Holiday Breakfast of Excellence

 Going an tire month (that is, our Christmas break in the unreal world of academia) without seeing my friends is, of course, impossible (what happens next year is anybody's guess). Consequently, it was necessary to schedule a Holiday Breakfast of Excellence at the TASTee Grill. As usual, the topics of conversation were varied and excellent, including an inspired discussion of what makes a great biography.

Sanford, appearing as either an Old Testament prophet or a Marxist theorist.

Erik and Kevin, two regular members of the BofE, enjoying the holiday festivities.

A rare appearance from the excellent Steve.

Afterward I had to make a quick run by Santa's for some homemade Christmas cookies and frozen scrapple (appropriate for a Philadelphia-born elf).

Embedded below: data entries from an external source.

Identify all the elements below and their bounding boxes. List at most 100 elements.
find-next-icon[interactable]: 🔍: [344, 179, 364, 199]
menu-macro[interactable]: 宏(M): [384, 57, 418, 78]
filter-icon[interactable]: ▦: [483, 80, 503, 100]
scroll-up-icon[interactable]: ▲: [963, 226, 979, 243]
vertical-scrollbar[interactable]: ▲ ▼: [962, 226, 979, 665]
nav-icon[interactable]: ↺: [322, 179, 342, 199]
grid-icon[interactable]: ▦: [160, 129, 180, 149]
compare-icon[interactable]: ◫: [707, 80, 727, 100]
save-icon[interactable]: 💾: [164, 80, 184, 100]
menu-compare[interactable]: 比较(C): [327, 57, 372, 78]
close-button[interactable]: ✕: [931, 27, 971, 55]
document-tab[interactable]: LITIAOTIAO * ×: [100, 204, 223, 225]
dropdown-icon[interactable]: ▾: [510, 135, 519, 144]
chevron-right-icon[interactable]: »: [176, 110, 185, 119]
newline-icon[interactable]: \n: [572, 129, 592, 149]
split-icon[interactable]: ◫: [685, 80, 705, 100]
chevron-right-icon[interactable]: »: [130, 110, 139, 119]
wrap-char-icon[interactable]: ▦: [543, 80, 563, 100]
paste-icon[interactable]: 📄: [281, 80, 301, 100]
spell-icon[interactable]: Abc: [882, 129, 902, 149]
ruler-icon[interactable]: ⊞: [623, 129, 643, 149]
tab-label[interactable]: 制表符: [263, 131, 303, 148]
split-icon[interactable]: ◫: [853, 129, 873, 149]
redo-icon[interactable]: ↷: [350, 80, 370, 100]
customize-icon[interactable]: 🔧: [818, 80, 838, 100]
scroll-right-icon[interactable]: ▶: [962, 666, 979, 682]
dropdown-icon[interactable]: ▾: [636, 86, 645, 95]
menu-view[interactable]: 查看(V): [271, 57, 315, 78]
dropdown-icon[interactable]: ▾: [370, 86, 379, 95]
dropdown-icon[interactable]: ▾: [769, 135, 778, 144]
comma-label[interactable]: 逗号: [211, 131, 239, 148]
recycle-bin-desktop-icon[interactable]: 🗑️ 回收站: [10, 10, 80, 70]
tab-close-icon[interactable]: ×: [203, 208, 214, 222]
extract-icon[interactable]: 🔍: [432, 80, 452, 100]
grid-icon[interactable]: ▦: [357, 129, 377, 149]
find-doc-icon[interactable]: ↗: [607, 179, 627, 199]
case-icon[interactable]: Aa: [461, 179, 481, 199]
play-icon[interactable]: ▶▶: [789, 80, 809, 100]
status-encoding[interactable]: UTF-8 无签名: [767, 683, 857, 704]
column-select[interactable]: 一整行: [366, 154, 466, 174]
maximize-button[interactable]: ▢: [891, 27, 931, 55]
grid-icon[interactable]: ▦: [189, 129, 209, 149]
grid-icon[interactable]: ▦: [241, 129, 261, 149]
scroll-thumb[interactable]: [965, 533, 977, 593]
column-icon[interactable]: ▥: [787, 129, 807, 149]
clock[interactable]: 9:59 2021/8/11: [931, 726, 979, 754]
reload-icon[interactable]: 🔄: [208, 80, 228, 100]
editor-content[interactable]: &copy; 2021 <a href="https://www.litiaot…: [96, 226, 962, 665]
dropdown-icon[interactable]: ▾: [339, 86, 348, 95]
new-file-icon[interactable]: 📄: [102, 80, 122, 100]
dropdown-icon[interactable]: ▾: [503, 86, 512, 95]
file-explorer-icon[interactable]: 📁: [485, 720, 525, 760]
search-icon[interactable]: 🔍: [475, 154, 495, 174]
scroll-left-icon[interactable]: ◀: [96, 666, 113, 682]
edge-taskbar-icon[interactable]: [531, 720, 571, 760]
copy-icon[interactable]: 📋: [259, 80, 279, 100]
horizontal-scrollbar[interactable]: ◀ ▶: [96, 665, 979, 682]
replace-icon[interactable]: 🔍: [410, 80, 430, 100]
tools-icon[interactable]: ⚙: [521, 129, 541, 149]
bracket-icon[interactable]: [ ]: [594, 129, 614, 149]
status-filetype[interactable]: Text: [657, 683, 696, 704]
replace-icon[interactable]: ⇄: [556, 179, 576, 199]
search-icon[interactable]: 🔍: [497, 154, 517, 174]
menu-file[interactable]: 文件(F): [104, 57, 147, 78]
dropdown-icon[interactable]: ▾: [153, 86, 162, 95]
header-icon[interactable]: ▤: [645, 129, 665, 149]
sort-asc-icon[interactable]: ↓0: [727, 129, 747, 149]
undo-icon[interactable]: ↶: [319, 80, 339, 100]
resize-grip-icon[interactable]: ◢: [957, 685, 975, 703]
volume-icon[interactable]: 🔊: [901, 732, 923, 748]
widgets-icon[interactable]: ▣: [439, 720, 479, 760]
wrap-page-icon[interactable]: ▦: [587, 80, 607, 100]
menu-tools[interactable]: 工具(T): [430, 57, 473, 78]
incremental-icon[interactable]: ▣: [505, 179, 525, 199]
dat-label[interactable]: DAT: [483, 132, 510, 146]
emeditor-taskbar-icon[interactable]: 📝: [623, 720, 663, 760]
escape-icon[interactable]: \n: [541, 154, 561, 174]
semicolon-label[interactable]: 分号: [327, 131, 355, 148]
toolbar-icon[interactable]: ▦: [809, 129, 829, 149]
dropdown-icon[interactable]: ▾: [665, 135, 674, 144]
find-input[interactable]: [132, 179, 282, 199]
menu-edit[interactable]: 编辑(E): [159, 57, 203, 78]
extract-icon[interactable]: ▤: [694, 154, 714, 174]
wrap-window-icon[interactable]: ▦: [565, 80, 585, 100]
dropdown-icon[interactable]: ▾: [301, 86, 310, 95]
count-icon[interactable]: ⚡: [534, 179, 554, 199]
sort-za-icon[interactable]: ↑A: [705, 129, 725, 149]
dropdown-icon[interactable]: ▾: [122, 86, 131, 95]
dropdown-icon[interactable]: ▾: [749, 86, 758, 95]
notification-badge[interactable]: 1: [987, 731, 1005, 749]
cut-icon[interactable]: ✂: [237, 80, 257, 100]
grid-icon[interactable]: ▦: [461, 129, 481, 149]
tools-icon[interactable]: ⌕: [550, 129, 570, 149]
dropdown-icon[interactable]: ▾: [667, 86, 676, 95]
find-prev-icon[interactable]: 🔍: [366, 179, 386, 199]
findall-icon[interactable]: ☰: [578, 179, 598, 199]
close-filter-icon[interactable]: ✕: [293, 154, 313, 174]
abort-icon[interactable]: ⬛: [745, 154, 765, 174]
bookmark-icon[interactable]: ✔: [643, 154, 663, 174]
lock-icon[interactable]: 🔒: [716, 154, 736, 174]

Wednesday, December 24, 2025

Layering Up

 This series of pictures came together rather organically, as Janet and I had to laugh at the layers of CFL swag that I was naturally putting on to prepare myself to go dig out the cars after yesterday's snow storm. Seriously, why doesn't Canada just go ahead and give me citizenship already?

Winnipeg Blue Bombers t-shirt: check.

Edmonton Elks long sleeve t-shirt: check.

Toronto Argonauts sweatshirt and Hamilton Tiger-Cats toque: check.